Furthermore, machine learning algorithms can even predict premature death. Researchers from the University of Nottingham collected data on more than half a million people. Then a machine learning model helped the researchers analyze a wide range of factors to predict the mortality of the subjects.
Human resource tools already use algorithms to sort employees and applicants by roles and identify the most suitable candidates for positions. But algorithms can also be used to allocate workloads inside organizations. In the future, when replacing employees with smart agents becomes a norm, algorithms may even choose the most suitable agent.
PredictiveHire is a service that suggests what specialists you should hire based on the data you provide. Backed by a team of data scientists, mathematicians, and recruitment experts, PredictiveHire claims they can change your hiring experience through their algorithmic approach. The company has recently partnered with the management platform PageUp. This partnership aims to help Australian businesses reduce bias in the recruitment process.
[PredictiveHire predicts how well a candidate fits a company]
Retailers have long been using algorithms – for example, to show customers relevant products through filters and “recently viewed” features. But with the rise of algorithmic business, retailers will also be able to automate pricing, product management, and merchandising.

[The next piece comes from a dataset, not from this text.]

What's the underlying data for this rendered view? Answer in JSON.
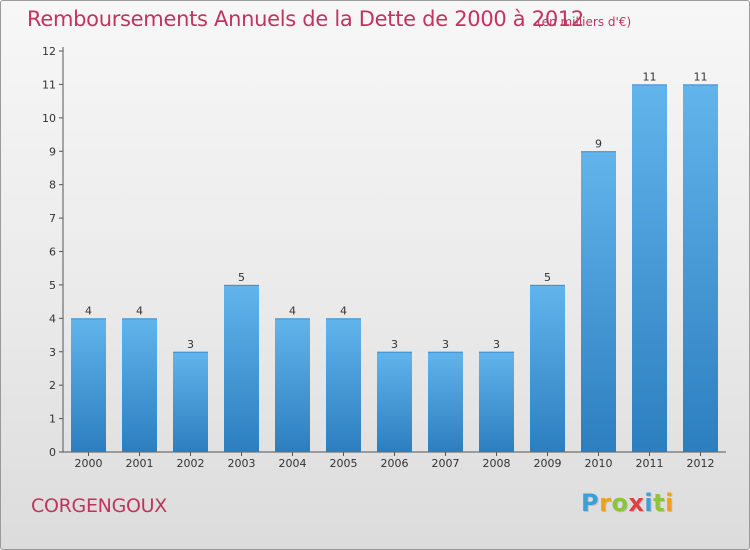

Target helps retailers improve their product offerings and predict customers’ choices based on machine learning algorithms that analyze customer behavior.
[How retail analytics is shaping the future of retail]
How algorithms are predicted to change digital businesses in the near future
1. By 2022, robots will take over 75 million jobs globally but will create 133 million new ones as advances in computing free up workers for new tasks.
2. By 2023, there will be an 80 percent reduction in missing individuals in mature markets (compared to 2018) thanks to Artificial Intelligence face recognition.
3. IoT will be the greatest catalyst of business transformation in the next three years. For many companies, IoT will drive a significant shift from selling goods to providing services.
These predictions suggest that artificial intelligence, IoT, and robotics are likely to make our lives easier and more comfortable.
The challenges arising from algorithmic business
On the one hand, the rise of algorithmic business promises a bright future. But there are still some challenges we need to overcome.
Lack of contextual understanding
Currently, not all algorithms are able to understand context. Therefore, developers should take care to teach their algorithms such understanding. This is the biggest challenge in the development of algorithmic businesses.
[A messenger chatbot]
Ethical problems with using smart machines and algorithms
The algorithm economy will likely mean the replacement of human workers with robots. Of course, this is good news for businesses because they can focus their resources in other directions. But this creates a moral dilemma as we elevate machines over humans.
Not enough algorithm maturity
Caught in the hype of using algorithms, companies tend not to answer one important question: will implementing algorithms reduce or increase inequality? In Indiana, for example, an algorithm categorized incomplete welfare paperwork as “failure to cooperate.” As a result, one million individuals were denied access to food stamps, healthcare, and cash benefits over a period of three years. Omega Young, who suffered from cancer, was one of them. She died as she couldn’t afford her treatment.
Using algorithms with malicious intent
Algorithms are available not only to benevolent businesses and organizations. They can also be used by criminals and terrorists. Making algorithms do good, not evil, is a massive task for both developers and authorities. We need to work together to solve this problem.
At Yalantis, we’re looking forward to using more advanced algorithms in our projects. And we’ll definitely share all the latest improvements in the algorithm economy.